Ему и в голову не приходило, что девушка может воспротивиться
противоестественному половому акту или какой-то другой просьбе, так как это,
в его представлении, считалось всего лишь минимумом ожидаемого от нее.
Если бы Жанна Тестар была более образованной молодой женщиной, она
могла бы предположить - это всего лишь замысловатая шутка, заимствованная,
возможно, из школьных розыгрышей "Клуба адского огня" в Англии, члены
которого представляли собой самую высшую знать и наиболее апатичных из
политических тяжеловесов. Церемонии такого рода порой носили скрытый дух
бунтарства, но зачастую являлись просто любительскими спектаклями,
приносившими чуть больше восторга, чем скучные страницы пристойного
готического романа.

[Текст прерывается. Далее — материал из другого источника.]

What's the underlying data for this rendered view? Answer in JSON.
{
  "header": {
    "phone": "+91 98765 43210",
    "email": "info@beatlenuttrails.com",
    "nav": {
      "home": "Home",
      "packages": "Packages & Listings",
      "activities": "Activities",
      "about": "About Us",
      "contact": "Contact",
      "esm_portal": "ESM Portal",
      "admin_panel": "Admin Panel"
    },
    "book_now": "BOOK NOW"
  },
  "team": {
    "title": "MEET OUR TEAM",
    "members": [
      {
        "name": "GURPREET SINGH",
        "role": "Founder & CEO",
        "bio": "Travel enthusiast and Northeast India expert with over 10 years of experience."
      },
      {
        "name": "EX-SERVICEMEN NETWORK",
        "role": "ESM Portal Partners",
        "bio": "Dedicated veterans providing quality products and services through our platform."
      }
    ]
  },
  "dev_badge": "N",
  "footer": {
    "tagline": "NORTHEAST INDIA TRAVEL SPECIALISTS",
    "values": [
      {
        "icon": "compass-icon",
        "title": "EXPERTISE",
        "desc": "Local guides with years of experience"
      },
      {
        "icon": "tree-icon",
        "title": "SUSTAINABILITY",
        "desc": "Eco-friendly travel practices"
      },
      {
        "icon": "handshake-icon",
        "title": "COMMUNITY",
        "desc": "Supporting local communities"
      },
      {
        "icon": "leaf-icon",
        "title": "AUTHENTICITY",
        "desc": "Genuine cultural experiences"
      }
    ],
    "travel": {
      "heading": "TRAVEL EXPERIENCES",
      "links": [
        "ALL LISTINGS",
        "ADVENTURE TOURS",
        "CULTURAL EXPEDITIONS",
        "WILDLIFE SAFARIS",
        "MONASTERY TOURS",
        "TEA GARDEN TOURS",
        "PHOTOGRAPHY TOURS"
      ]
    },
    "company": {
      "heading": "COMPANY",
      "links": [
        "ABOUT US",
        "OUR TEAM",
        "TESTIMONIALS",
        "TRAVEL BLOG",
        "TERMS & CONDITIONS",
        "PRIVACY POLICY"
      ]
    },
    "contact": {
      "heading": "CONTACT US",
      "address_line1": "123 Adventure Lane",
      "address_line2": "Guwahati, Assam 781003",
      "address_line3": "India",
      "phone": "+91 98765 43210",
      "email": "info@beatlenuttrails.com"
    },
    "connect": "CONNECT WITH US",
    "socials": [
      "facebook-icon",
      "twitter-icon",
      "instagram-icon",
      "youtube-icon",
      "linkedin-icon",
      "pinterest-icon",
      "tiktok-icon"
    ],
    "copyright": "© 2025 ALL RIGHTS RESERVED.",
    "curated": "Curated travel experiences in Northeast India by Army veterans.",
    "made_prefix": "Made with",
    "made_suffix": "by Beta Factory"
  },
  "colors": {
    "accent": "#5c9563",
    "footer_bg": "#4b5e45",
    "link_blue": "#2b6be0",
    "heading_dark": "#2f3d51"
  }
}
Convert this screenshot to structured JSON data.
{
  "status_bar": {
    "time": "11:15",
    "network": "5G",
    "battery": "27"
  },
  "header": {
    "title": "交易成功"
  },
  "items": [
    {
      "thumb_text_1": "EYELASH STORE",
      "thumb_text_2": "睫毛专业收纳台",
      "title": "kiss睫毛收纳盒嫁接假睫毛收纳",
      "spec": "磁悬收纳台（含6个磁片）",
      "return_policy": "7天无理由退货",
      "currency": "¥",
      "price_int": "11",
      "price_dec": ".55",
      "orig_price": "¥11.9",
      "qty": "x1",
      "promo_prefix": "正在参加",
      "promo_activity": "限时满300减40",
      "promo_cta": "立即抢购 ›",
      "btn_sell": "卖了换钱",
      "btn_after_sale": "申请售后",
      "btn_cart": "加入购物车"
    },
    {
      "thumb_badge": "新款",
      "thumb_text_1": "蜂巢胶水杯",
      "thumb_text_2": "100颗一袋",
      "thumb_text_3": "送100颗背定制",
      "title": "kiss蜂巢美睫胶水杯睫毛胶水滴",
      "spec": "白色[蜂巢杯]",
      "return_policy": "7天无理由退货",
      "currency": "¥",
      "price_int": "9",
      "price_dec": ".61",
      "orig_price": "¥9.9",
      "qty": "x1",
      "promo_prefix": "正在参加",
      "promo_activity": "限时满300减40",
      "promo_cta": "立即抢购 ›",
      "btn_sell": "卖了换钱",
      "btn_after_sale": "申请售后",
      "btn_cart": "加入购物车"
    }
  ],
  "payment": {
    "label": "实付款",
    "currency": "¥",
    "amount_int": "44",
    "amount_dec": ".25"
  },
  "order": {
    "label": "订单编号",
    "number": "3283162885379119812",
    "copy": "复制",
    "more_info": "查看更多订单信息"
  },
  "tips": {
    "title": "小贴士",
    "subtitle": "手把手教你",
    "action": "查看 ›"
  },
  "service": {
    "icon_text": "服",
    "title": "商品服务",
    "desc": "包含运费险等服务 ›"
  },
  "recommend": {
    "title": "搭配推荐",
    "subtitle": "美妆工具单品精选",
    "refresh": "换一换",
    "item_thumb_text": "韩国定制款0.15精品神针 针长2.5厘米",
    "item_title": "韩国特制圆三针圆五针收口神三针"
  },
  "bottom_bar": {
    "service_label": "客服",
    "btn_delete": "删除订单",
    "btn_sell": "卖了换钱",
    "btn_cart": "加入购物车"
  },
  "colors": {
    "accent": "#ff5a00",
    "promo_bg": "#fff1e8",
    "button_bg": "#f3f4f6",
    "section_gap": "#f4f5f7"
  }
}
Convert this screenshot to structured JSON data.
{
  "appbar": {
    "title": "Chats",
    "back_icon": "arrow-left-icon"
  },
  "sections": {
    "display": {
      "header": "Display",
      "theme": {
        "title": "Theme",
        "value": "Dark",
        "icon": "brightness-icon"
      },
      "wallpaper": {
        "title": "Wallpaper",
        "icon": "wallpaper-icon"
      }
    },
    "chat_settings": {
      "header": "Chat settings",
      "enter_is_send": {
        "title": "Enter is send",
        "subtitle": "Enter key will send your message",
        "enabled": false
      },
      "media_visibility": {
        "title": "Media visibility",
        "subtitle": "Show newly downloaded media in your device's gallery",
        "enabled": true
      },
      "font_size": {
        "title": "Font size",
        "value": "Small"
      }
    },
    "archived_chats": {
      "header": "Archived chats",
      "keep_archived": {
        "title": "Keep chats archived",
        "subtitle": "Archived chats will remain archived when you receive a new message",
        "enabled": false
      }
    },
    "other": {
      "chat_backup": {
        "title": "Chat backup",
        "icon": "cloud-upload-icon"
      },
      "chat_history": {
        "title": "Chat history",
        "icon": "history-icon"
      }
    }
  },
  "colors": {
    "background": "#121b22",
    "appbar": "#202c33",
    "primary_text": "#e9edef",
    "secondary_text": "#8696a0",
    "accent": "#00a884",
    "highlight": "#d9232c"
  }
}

В данном случае молодая женщина прониклась ощущением,
что находится в запертой комнате наедине с опасным сумасшедшим, который на
самом деле собирается проделать с ней все, о чем говорит. Он не шутил, когда
говорил ей о желании выпороть ее и иметь с ней анальный половой акт.
Действительно, после того, как сей человек все это с ней проделает,
единственным способом для него обезопасить себя остается заставить ее
замолчать. Жанне Тестар повезет, если она не найдет свой конец в Сене с
перерезанным горлом. Если же такое случится, мадам де Рамо из "дома
знакомств" на рю Сен-Оноре вряд ли станет афишировать свою причастность к
преступлению и ни за что не отправится в полицию, чтобы рассказать историю
девушки, которая станет еще одним трупом, найденным в реке.
Жанна взяла себя в руки и попыталась найти способ вызволить себя из
затруднительного положения. К этому моменту молодой человек вытащил
пистолеты и шпагу, заверив ее, что будет вынужден пустить их в ход, если она
не подчинится его требованиям. Тестар заговорила его, вернув внимание к
предмету богохульства, пообещав, несмотря на свое физическое состояние,
которое не позволяет ей подчиняться всем его настоящим приказам, все же
стать помощницей в опытах по черной магии. Жанна, например, может
встретиться с ним в семь часов утра в следующее воскресенье, чтобы
сопровождать его на мессу. Там они утаят священные облатки, данные им
священником, и вернутся в потайную комнату, где предадутся незабываемой
оргии, а предлагаемым им извращениям она будет отдаваться с большим
энтузиазмом, чем нынешней ночью. Молодому человеку эти слова понравились
настолько, что он оставил разговор о порке и других извращениях,
приготовленных им для нее. Хотя спать молодой женщине не пришлось, она
старалась протянуть время, чтобы дождаться нанятой мадам де Рамо кареты,
которая отвезет ее домой. Когда та прибыла около девяти часов утра, Тестар
уговорила его открыть дверь, не забыв посулить встретиться в воскресенье.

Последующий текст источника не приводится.